The Cerner Health Facts data are used in the study, with 3749 labeled DR patients and 97,876 unlabeled diabetic patients. This extensive dataset spans the demographics of the United States over the past two decades. We implemented state-of-art positive-unlabeled learning methods, including ensemble-based support vector machine, ensemble-based random forest, and Bayesian finite mixture modeling.
The estimated DR prevalence in the population represented by Cerner EHR is approximately 25 % and the classification techniques generally achieve an AUC of around 87 %. As a by-product, a predictive inference on the risk of DR based on a patient's personalized medical information is derived.
Missing labels is a common issue for EHR data quality. Ignoring these missing labels can lead to biased results in the analyses of EHR data. The problem is especially severe in the context of DR. It is thus important to use machine learning or statistical tools to identify the unlabeled patients. The tool in this paper helps both data analysts and clinicians in their practices.
本文旨在解决电子健康记录(EHR)中大量未标记患者的问题,这些患者可能患有未确诊的糖尿病视网膜病变(DR)。期望在96%标签缺失的情况下估计EHR中DR的实际患病率。

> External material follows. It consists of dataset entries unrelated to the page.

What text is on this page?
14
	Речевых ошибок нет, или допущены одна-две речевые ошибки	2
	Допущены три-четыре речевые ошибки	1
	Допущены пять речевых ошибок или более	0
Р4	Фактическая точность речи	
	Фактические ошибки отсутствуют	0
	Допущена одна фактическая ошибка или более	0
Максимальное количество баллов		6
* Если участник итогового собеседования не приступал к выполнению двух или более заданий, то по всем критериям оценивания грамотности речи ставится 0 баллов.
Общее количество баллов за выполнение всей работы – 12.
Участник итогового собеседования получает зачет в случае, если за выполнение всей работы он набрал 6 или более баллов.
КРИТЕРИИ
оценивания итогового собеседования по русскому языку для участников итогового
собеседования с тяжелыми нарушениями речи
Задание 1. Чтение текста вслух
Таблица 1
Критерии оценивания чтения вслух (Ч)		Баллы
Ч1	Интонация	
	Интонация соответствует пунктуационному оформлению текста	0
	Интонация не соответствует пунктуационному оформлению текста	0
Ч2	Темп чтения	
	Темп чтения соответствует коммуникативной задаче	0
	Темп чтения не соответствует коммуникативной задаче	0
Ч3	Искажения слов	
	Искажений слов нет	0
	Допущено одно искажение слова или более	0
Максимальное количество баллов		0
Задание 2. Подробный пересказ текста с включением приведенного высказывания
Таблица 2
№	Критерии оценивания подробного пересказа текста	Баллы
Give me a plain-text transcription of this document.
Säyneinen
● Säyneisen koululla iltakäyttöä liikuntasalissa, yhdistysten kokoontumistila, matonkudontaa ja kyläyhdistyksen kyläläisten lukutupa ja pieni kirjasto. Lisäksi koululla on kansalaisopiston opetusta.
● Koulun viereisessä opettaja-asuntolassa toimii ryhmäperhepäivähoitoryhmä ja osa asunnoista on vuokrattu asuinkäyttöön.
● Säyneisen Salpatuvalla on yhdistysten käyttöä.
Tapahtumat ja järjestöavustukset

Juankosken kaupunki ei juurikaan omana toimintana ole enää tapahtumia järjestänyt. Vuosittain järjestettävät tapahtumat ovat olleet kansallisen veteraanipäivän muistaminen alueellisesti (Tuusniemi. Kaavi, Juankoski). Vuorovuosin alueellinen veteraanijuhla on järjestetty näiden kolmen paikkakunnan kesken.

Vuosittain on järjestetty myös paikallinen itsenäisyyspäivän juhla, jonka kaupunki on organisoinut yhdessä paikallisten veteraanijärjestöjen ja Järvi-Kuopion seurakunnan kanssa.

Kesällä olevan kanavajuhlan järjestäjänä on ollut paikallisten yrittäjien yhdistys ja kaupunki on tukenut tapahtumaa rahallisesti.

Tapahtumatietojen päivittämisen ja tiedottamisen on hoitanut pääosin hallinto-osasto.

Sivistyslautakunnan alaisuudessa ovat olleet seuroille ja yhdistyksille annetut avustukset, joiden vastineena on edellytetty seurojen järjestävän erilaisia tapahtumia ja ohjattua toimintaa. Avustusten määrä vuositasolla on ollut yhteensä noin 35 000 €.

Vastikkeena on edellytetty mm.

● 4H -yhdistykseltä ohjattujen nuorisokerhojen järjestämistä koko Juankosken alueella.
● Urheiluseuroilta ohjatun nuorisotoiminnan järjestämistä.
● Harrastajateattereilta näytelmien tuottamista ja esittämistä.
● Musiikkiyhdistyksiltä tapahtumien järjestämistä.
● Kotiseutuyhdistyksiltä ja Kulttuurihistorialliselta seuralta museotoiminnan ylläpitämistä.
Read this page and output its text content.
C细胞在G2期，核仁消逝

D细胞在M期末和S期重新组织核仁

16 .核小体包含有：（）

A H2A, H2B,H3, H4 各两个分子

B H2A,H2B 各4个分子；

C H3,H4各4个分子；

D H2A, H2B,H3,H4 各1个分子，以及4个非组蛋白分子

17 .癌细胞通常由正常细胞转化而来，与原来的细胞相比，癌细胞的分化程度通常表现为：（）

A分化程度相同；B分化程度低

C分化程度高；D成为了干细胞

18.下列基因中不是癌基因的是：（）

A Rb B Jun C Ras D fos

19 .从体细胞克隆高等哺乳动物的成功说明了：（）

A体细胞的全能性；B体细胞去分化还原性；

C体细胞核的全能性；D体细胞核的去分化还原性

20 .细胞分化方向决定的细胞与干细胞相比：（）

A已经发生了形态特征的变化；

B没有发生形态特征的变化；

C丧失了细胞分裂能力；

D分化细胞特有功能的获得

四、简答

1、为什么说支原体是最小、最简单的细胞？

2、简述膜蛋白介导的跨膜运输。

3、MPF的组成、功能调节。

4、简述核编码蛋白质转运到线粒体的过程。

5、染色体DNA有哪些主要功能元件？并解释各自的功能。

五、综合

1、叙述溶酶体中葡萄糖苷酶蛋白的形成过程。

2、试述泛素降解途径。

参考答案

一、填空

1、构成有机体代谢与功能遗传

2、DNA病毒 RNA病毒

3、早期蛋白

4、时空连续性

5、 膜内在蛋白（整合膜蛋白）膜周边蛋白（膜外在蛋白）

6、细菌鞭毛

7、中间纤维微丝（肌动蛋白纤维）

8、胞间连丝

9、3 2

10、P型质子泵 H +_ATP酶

本研究使用了Cerner健康事实数据,其中有3749名标记了DR的患者和97876名未标记的糖尿病患者。这个庞大的数据集涵盖了过去二十年美国的人口统计数据。我们实施了先进的正无标记学习方法,包括基于集成的支持向量机、基于集成的随机森林和贝叶斯有限混合模型。
Cerner EHR所代表的人群中估计的DR患病率约为25%,分类技术通常实现的曲线下面积(AUC)约为87%。作为副产品,基于患者的个性化医疗信息得出了对DR风险的预测推断。
标签缺失是EHR数据质量的常见问题。在EHR数据分析中忽略这些缺失标签会导致有偏差的结果。在DR的背景下,这个问题尤其严重。因此,使用机器学习或统计工具来识别未标记患者很重要。本文中的工具对数据分析师和临床医生的实践都有帮助。